Kolibri Global Energy Inc. has announced a significant update to its long-term strategy and an upward revision of its 2026 financial forecast, driven by an expanded drilling programme. The energy firm, primarily focused on its Tishomingo field in Oklahoma, is broadening its exploration efforts to include several previously untapped geological formations, or 'benches', in addition to its established Lower Caney development.
Historically, Kolibri's operations have concentrated on the Lower Caney. However, the company is now adapting its completion techniques to economically develop other benches within its field, including the False Caney, Upper Caney, T-zone, and Sycamore formations. This strategic shift involves continuing to drill one-and-a-half and two-mile lateral development wells in the Lower Caney while simultaneously drilling longer lateral wells into these new benches to assess their commercial viability.
As part of this revised strategy, Kolibri has added an extra well to its 2026 drilling schedule, specifically targeting the False Caney. The Upper Caney is expected to be the next formation explored, potentially with drilling commencing in late 2026 or early 2027. Further plans for the T-zone and Sycamore will be determined at a later date, contingent on the success of these initial explorations.
Operationally, Kolibri is currently drilling three Clifton Mack wells. Following these, the drilling rig will move to the Lovina 5-8-1H well, a two-mile lateral False Caney well, in which Kolibri holds a 98.5% working interest.
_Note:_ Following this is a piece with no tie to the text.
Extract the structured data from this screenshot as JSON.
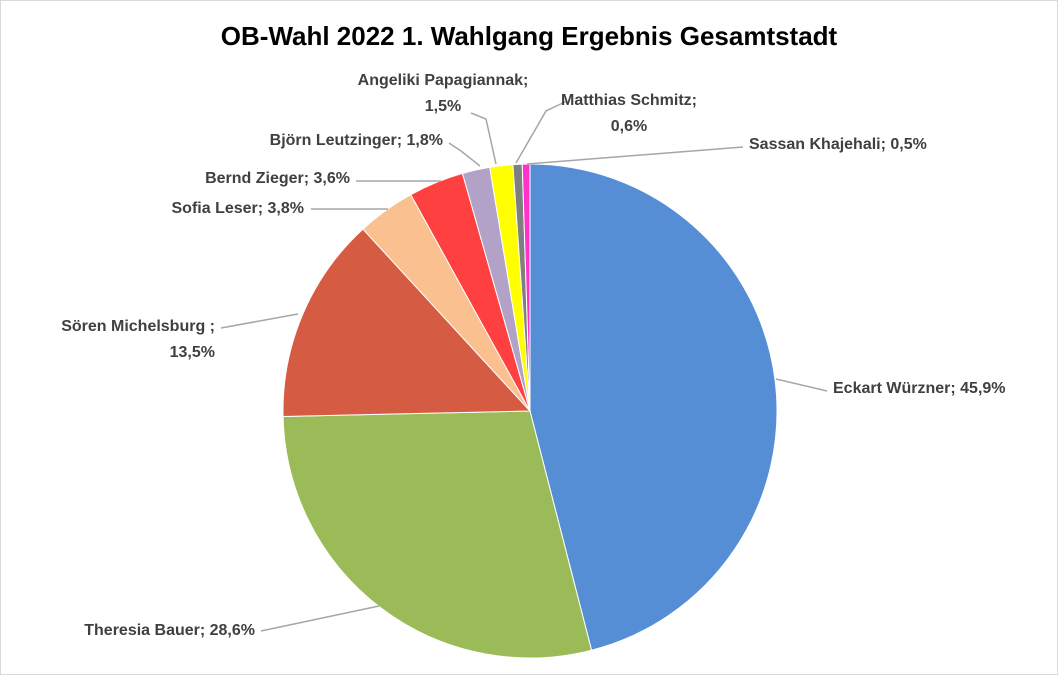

The initial Clifton Mack well encountered unexpected geological conditions, necessitating a redrill and a redesigned casing programme. Despite these challenges, the company is applying lessons learned to the subsequent Clifton Mack wells, which are located in the southwest corner of Kolibri's acreage block and are projected to be completed in the third quarter of this year.
Based on these updated plans, Kolibri is forecasting a robust performance for 2026. The company anticipates an Adjusted EBITDA of $56 million to $62 million, with capital expenditures estimated between $39 million and $43 million. This forecast projects a revenue increase of over 40% compared to 2025, even with a revised oil price assumption of $70 per barrel for the remainder of the year. Wolf Regener, President and CEO, highlighted that this forecast demonstrates strong cash flow generation and marks the beginning of the company's updated strategy to unlock further potential within the Tishomingo field. He also noted that while the Clifton Mack wells are more expensive due to extra casing, the encountered pressures suggest high production rates.